The nutritive value of the turnip is very low, being only about five per cent. The rutabaga is more nutritious, and both are quite easy of digestion if thoroughly cooked. Be sure and give plenty of time to cook. Peel deep enough to remove the tough, white fibers that are under the skin, as they are bitter.

Turnip With Egg Sauce

Select good, crisp turnips, as the withered and pithy ones are not good. Pare, and cut in slices about one third of an inch thick. Cook in as little water as possible, which should be boiling when the turnips are added. Salt in time to have it seasoned through, and let them boil until dry, watching closely that they do not burn.
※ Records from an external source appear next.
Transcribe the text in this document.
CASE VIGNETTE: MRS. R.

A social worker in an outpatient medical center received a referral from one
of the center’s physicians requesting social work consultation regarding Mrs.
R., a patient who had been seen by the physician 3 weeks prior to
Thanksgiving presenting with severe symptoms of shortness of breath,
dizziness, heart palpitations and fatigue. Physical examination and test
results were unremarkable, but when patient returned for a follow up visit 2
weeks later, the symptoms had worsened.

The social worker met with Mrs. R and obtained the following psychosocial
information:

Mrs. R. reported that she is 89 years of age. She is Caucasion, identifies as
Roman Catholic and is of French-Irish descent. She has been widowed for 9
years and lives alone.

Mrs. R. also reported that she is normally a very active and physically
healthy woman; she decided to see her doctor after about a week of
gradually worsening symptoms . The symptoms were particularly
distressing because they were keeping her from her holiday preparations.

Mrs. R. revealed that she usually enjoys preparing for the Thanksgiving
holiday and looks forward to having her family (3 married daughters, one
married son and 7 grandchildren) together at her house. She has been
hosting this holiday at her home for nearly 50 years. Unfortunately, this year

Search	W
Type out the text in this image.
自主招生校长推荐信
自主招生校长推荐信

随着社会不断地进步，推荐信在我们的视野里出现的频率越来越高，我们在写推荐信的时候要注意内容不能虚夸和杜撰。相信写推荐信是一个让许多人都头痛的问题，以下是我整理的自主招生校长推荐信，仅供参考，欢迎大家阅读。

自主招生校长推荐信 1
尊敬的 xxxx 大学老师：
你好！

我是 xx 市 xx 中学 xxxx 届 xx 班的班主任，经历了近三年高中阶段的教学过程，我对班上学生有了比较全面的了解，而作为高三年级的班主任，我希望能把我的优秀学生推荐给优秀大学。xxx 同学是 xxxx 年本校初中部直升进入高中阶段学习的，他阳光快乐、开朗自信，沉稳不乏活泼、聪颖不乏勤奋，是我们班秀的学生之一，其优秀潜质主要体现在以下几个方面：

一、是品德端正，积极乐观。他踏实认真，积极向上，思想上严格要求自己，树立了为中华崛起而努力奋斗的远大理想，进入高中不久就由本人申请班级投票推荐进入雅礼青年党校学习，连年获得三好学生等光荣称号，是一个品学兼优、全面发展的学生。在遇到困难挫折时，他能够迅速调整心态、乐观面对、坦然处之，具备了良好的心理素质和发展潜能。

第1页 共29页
Then prepare an egg gravy as directed (see index), pouring it over the turnips, and serve hot.

Mashed Turnips

Pare the turnips, and cut them in halves or quarters, drop into boiling, salted water, and cook until perfectly tender. The length of time will depend upon the size and age of the turnips, but be sure and give them plenty of time. When done, drain thoroughly, and add enough thick raw peanut cream to season well, and more salt if needed. Mash fine and serve hot.

Cooked Rutabagas

The yellow turnip, or rutabaga, takes considerably longer for cooking than the white, but otherwise can be cooked the same. They are rather strong flavored, and are improved if mixed with an equal quantity of mashed potatoes. The cold turnip or rutabaga mixed with potato is nice if a well-beaten egg is added, and then made into cakes with the hands, placed on oiled tins, brushed over with nut cream, and baked in the oven until a nice brown. Serve hot.